Kendi ihtiyaçlarınızı partnerinizinkiler için ötelemek de bu modele dahil. Partnerinizi memnun etmek ve “dırdırcı” görünmemek için olumsuz bir duyguyu dillendirmemek de öyle… O an için bu davranışlar doğru görünebilir ama çok sayıda araştırma gösteriyor ki “kendi kendini susturan” kadınların duygusal ve fiziksel rahatsızlıklarla karşılaşma riski, “sözünü sakınmayan” kadınlara göre çok daha fazla.
Geçen yıllarda yapılan araştırmalar; huzursuz bağırsak sendromu ve depresyonla kadınların kendini susturması arasında bağlantı kurmuştu.
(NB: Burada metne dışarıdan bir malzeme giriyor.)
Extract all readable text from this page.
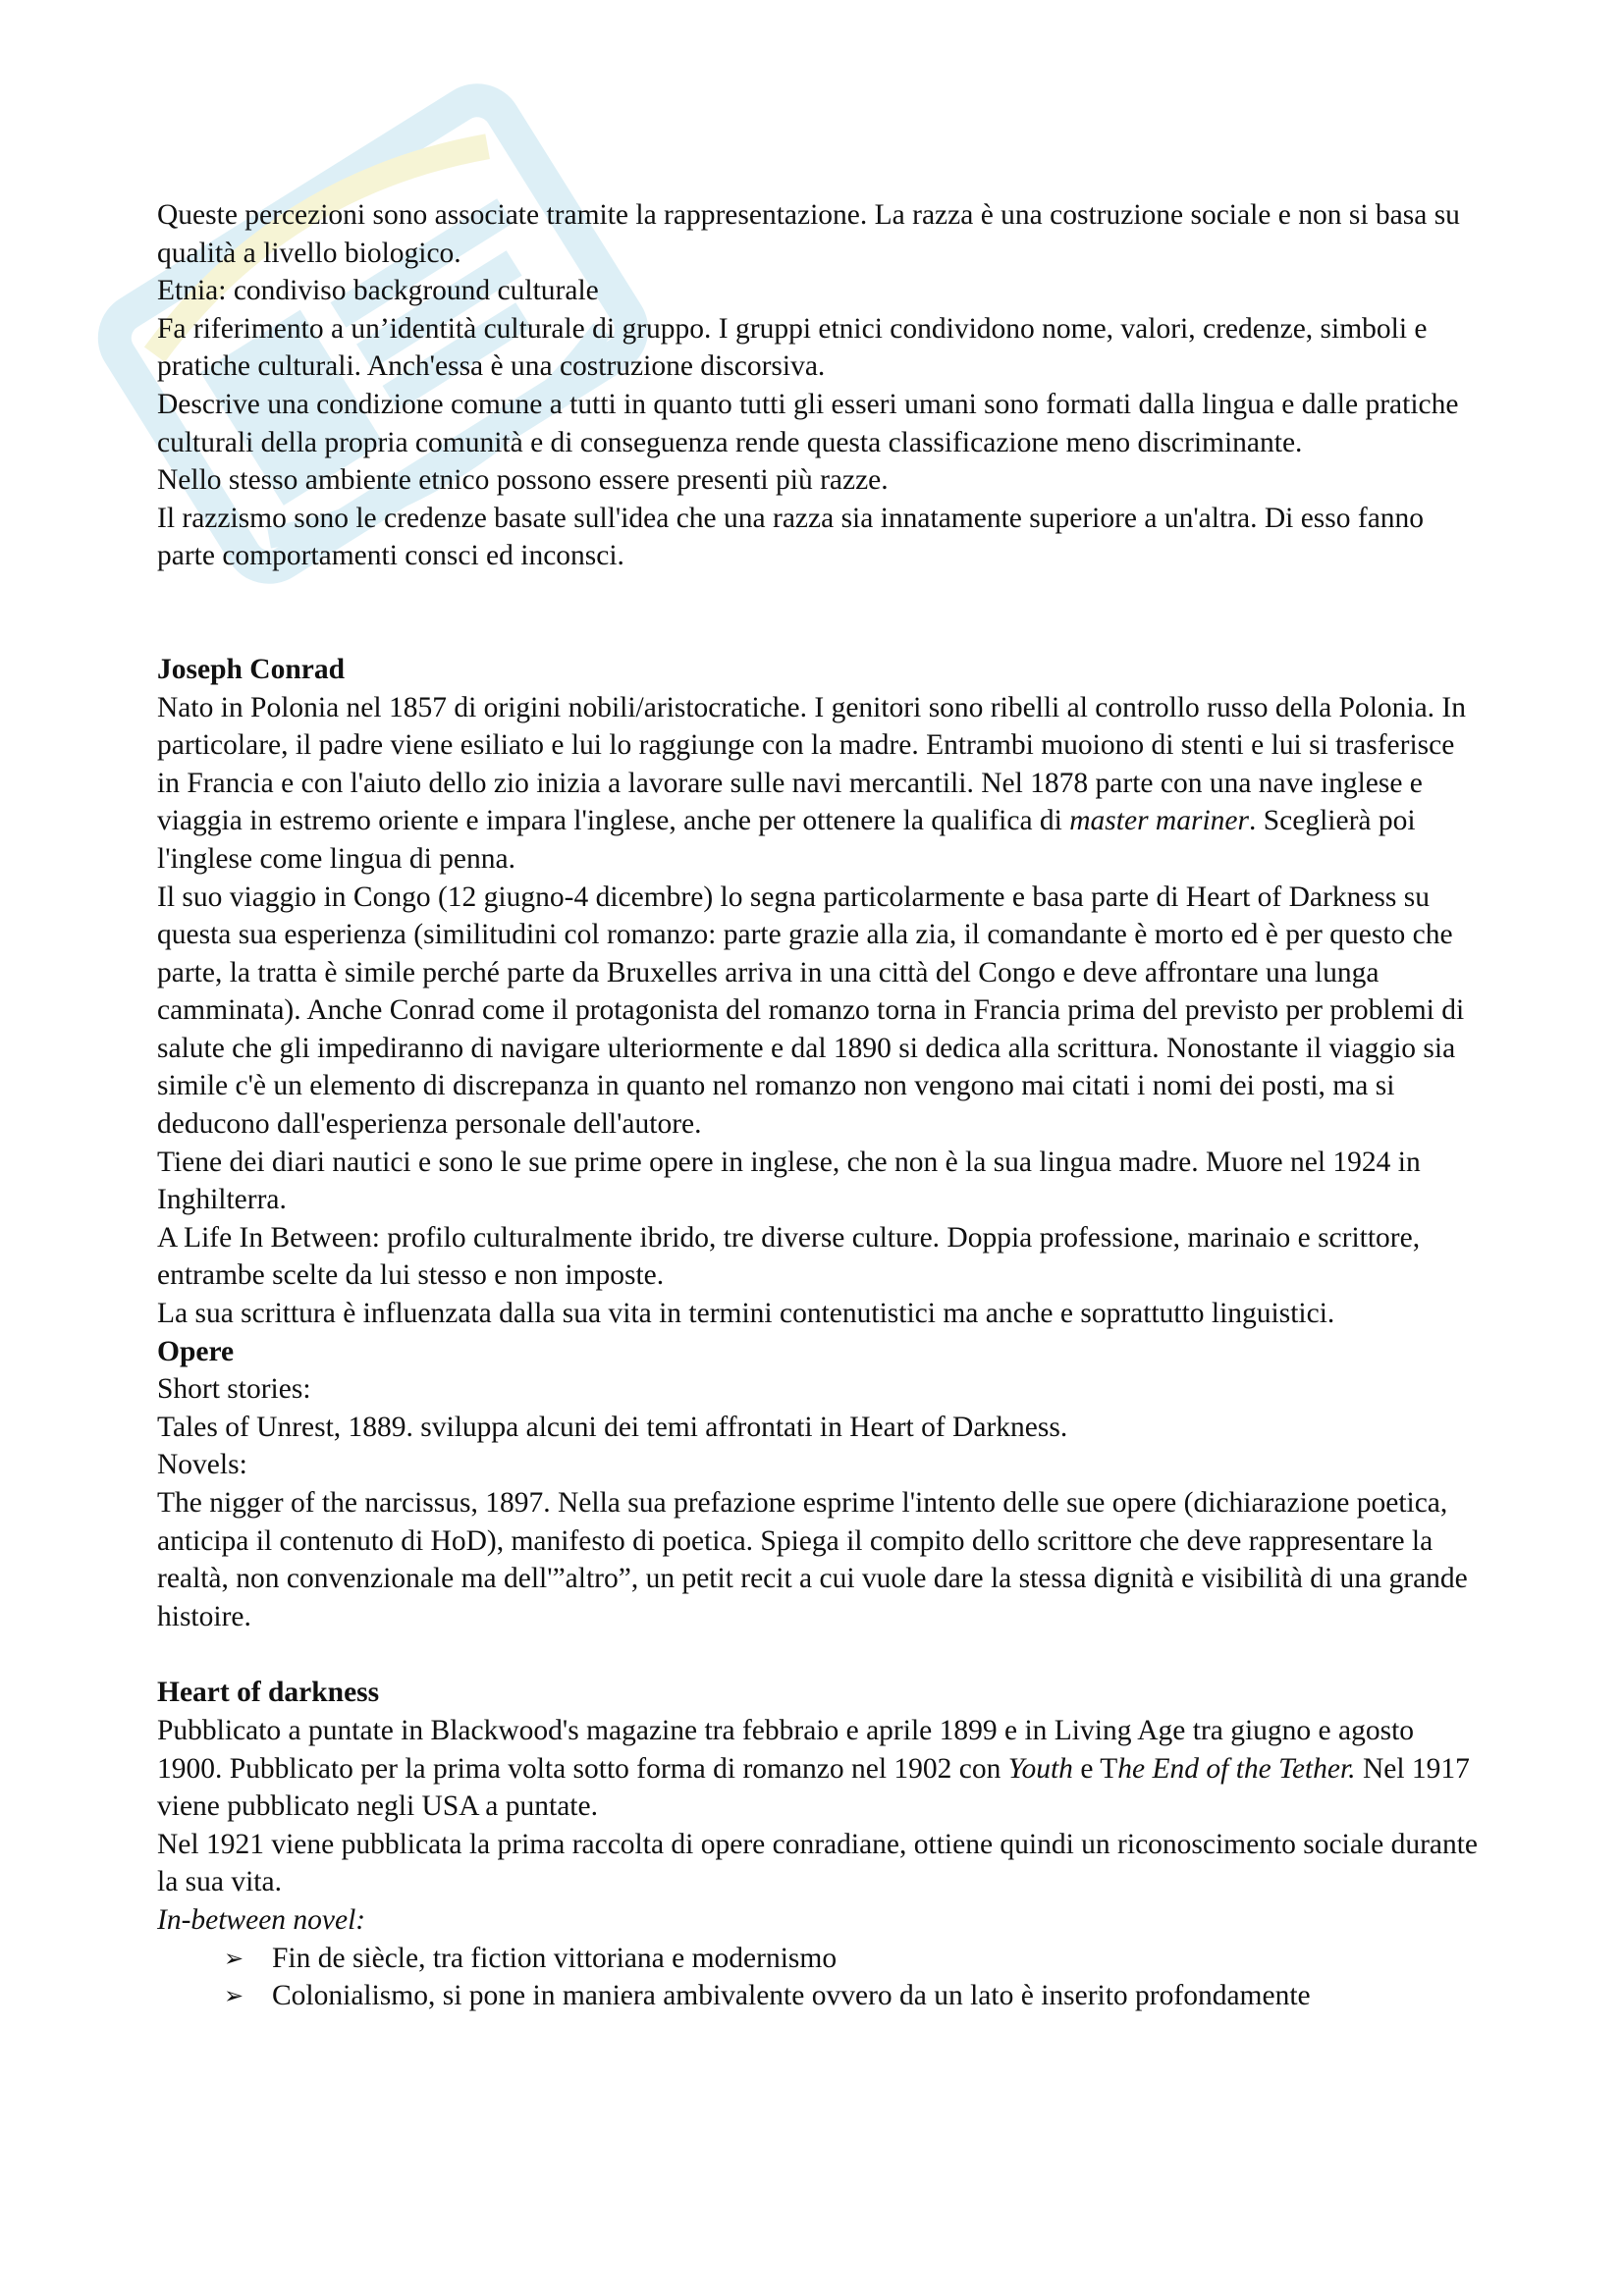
Queste percezioni sono associate tramite la rappresentazione. La razza è una costruzione sociale e non si basa su qualità a livello biologico.

Etnia: condiviso background culturale

Fa riferimento a un’identità culturale di gruppo. I gruppi etnici condividono nome, valori, credenze, simboli e pratiche culturali. Anch'essa è una costruzione discorsiva.

Descrive una condizione comune a tutti in quanto tutti gli esseri umani sono formati dalla lingua e dalle pratiche culturali della propria comunità e di conseguenza rende questa classificazione meno discriminante.

Nello stesso ambiente etnico possono essere presenti più razze.

Il razzismo sono le credenze basate sull'idea che una razza sia innatamente superiore a un'altra. Di esso fanno parte comportamenti consci ed inconsci.

Joseph Conrad

Nato in Polonia nel 1857 di origini nobili/aristocratiche. I genitori sono ribelli al controllo russo della Polonia. In particolare, il padre viene esiliato e lui lo raggiunge con la madre. Entrambi muoiono di stenti e lui si trasferisce in Francia e con l'aiuto dello zio inizia a lavorare sulle navi mercantili. Nel 1878 parte con una nave inglese e viaggia in estremo oriente e impara l'inglese, anche per ottenere la qualifica di master mariner. Sceglierà poi l'inglese come lingua di penna.

Il suo viaggio in Congo (12 giugno-4 dicembre) lo segna particolarmente e basa parte di Heart of Darkness su questa sua esperienza (similitudini col romanzo: parte grazie alla zia, il comandante è morto ed è per questo che parte, la tratta è simile perché parte da Bruxelles arriva in una città del Congo e deve affrontare una lunga camminata). Anche Conrad come il protagonista del romanzo torna in Francia prima del previsto per problemi di salute che gli impediranno di navigare ulteriormente e dal 1890 si dedica alla scrittura. Nonostante il viaggio sia simile c'è un elemento di discrepanza in quanto nel romanzo non vengono mai citati i nomi dei posti, ma si deducono dall'esperienza personale dell'autore.

Tiene dei diari nautici e sono le sue prime opere in inglese, che non è la sua lingua madre. Muore nel 1924 in Inghilterra.

A Life In Between: profilo culturalmente ibrido, tre diverse culture. Doppia professione, marinaio e scrittore, entrambe scelte da lui stesso e non imposte.

La sua scrittura è influenzata dalla sua vita in termini contenutistici ma anche e soprattutto linguistici.

Opere

Short stories:

Tales of Unrest, 1889. sviluppa alcuni dei temi affrontati in Heart of Darkness.

Novels:

The nigger of the narcissus, 1897. Nella sua prefazione esprime l'intento delle sue opere (dichiarazione poetica, anticipa il contenuto di HoD), manifesto di poetica. Spiega il compito dello scrittore che deve rappresentare la realtà, non convenzionale ma dell'”altro”, un petit recit a cui vuole dare la stessa dignità e visibilità di una grande histoire.

Heart of darkness

Pubblicato a puntate in Blackwood's magazine tra febbraio e aprile 1899 e in Living Age tra giugno e agosto 1900. Pubblicato per la prima volta sotto forma di romanzo nel 1902 con Youth e The End of the Tether. Nel 1917 viene pubblicato negli USA a puntate.

Nel 1921 viene pubblicata la prima raccolta di opere conradiane, ottiene quindi un riconoscimento sociale durante la sua vita.

In-between novel:

➢ Fin de siècle, tra fiction vittoriana e modernismo
➢ Colonialismo, si pone in maniera ambivalente ovvero da un lato è inserito profondamente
Pittsburg Üniversitesi Psikiyatri Bölümü’nün perimenopoz ve postmenopozdaki 304 adınla yaptığı yeni araştırma da bu davranışın atardamarda plak birikimini artırdığını keşfetti.
Araştırmacılar, basın açıklamasında, bu birikimin kalp krizi ve diğer kardiyovasküler rahatsızlıklar yaşama riskini artırdığını belirtti. Yani kadınlar için bir ilişkide önceliği kendine vermek ve sözünü sakınmamak sahiden hayati önem arz ediyor.
Çalışmanın başyazarına göre araştırma, “kadınların yakın ilişkilerdeki deneyimleriyle kamu sağlığı arasındaki bağlantıya yönelik ilgiyi artırmayı” amaçlıyor.
Araştırmanın örneklem boyutu küçük olsa da bireylerin aklından geçenleri söylemesinin fiziksel sağlık ve ruh sağlığı için önemini gösteren bu sonuçlar, “kendini susturma mekaniması” üzerine daha geniş araştırmalara kapı aralayabilir.